Manches in der Verteidigung erinnert etwas an den Verfremdungseffekt. Schon Zschäpe hatte in ihrer von ihrem Verteidiger formulierten Einlassung im Dezember 2015 mehrfach hervorgehoben, wie sie angeblich mit dem Aussteigen gespielt hätte. Und obwohl sie eigentlich mit den Straftaten nichts zu tun habe, war sie sich sicher, dass man ihr das nicht glauben würde, deshalb sei sie dann im Untergrund geblieben. Zwischen den Zeilen natürlich der Appell an das Gericht: Ihr habt jetzt die Möglichkeit mich Lügen zu strafen, ihr könnt beweisen, dass ihr mir glaubt.

Ähnlich Gerlach: immer habe die Bundesanwaltschaft seine Aussagen gegen ihn verwendet, da habe er sich entschlossen, im Verfahren nicht mehr zu sagen. Soll heißen: Das Gericht könnte jetzt zumindest seine Version glauben, auch wenn er sich zu offensichtlichen Widersprüchen keiner Befragung stellt.

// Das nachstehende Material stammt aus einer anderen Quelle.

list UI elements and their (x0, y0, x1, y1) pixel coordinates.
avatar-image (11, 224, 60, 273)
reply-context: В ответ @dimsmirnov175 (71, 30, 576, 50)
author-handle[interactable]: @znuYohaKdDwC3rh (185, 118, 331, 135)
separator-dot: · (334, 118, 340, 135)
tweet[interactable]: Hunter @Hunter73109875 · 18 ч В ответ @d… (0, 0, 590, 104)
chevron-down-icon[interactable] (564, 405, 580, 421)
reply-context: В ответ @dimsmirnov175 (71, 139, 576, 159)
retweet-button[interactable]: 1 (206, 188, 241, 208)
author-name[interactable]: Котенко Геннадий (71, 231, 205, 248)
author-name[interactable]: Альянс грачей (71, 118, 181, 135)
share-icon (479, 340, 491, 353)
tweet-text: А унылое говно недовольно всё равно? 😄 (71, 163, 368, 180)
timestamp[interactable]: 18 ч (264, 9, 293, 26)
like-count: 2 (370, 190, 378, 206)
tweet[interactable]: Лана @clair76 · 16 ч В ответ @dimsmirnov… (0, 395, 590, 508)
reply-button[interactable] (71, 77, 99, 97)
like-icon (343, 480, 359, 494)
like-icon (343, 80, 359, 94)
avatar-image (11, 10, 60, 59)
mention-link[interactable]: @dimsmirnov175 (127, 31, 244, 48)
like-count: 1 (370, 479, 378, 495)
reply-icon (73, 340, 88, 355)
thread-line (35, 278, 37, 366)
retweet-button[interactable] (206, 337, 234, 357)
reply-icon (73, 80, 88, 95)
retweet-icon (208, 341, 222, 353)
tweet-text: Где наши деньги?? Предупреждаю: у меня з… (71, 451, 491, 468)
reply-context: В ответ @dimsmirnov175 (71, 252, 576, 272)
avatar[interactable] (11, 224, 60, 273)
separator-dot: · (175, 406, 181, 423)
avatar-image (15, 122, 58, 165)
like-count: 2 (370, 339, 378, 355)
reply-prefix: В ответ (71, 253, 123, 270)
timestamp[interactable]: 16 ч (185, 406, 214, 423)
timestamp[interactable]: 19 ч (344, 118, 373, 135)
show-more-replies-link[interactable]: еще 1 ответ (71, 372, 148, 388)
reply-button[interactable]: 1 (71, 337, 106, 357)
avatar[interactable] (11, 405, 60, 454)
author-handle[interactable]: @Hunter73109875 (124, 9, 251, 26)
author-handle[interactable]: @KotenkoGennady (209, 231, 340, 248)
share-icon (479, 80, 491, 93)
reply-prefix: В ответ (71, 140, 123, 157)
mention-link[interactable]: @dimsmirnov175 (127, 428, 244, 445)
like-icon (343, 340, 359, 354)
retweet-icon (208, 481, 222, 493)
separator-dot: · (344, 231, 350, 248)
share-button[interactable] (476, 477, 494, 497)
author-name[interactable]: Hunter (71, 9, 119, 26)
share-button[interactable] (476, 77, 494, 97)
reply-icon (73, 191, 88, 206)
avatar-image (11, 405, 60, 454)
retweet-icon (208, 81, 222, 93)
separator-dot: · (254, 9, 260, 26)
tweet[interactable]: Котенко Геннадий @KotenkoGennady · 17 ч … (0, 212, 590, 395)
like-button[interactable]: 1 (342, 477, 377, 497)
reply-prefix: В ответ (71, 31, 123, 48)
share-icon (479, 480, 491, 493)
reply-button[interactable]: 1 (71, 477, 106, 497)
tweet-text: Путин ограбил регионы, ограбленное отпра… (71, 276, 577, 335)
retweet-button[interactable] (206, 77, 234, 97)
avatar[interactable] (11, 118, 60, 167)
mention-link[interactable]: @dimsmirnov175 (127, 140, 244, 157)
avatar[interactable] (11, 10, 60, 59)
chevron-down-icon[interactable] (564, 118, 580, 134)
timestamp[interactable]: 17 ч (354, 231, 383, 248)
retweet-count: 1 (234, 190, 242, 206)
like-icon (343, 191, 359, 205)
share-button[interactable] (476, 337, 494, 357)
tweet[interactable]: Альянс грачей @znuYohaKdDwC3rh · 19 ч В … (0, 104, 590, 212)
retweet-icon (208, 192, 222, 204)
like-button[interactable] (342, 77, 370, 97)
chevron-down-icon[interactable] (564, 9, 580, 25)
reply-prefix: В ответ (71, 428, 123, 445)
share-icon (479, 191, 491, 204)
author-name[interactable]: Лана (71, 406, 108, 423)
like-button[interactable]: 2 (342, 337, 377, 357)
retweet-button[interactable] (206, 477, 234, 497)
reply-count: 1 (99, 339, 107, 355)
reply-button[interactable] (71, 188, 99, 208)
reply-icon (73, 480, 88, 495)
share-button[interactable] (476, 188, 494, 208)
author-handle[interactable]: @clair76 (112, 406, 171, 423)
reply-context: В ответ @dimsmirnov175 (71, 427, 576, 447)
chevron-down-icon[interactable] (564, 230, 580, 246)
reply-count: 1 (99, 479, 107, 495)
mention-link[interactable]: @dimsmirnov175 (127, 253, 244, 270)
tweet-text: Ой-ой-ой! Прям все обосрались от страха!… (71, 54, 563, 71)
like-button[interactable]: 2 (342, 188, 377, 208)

Höhepunkt dieser Verteidigungslinie sicherlich der Auftritt der Verteidigung Eminger. Am 8.5.2018 – 73 Jahre nach dem Sieg über Nazideutschland – erklärt sein Rechtsanwalt Hedrich:

„Unser Mandant ist Nationalsozialist, der mit Haut und Haaren zu seiner politischen Überzeugung steht, auch wenn er sich in der Hauptverhandlung nicht geäußert hat. … Das Wort ‚Ich bin ein Nationalsozialist‘ hat heute hier im Saal Premiere.“

Dann erfolgen die Hinweise darauf, dass dies nicht strafbar sei und Eminger auch nicht verurteilt werden dürfe, weil der NAZI ist. Damit soll dann ein durchaus gewichtiges Indiz gegen Eminger aus der Welt geschafft werden. Das Gericht soll daran gehindert werden, die NAZI-Auffassungen von Eminger bei der Würdigung der Taten zu berücksichtigen. Er ist nun nicht erst seit heut Nazi, sondern schon seit dem Kennenlernen des Trios. Natürlich vertrauen Mundlos und Böhnhardt einem eingefleischten Nazi mehr an, als anderen Freunden, natürlich entspricht es der Naziideologie, rassistische Morde nicht als Verbrechen anzusehen und hier keine Hemmschwelle zu haben. So etwa konnte Himmler die Vernichtung der Juden mit dem „sauberen“ deutschen Soldaten verbinden  wie in der Posener Rede vom 6.10.1943:

„Ich meine jetzt die Judenevakuierung, die Ausrottung des jüdischen Volkes. Es gehört zu den Dingen, die man leicht ausspricht. – ‚Das jüdische Volk wird ausgerottet’, sagt ein jeder Parteigenosse‚ ‚ganz klar, steht in unserem Programm, Ausschaltung der Juden, Ausrottung, machen wir.’ […] Von allen, die so reden, hat keiner zugesehen, keiner hat es durchgestanden. Von Euch werden die meisten wissen, was es heißt, wenn 100 Leichen beisammen liegen, wenn 500 daliegen oder wenn 1000 daliegen. Dies durchgehalten zu haben, und dabei – abgesehen von menschlichen Ausnahmeschwächen – anständig geblieben zu sein, das hat uns hart gemacht und ist ein niemals geschriebenes und niemals zu schreibendes Ruhmesblatt unserer Geschichte.“

In eine solche Tradition stellt sich Eminger, wenn nach dem Auffliegen von Mundlos und Böhnhardt zu Hause eine Art Altar aufbaut mit den Namen der Toten und der Inschrift „unvergessen“. Natürlich ist die Gesinnung als solche nicht strafbar, aber sie belegt, dass die ihm vorgeworfenen Unterstützungshandlungen seiner Auffassung entsprechen, und sein Prozessverhalten – bis zu dem durch seinen Verteidiger abgelegtes Bekenntnis – belegt, dass sich Mundlos, Böhnhardt und Zschäpe in jeder Hinsicht auf ihn verlassen konnten.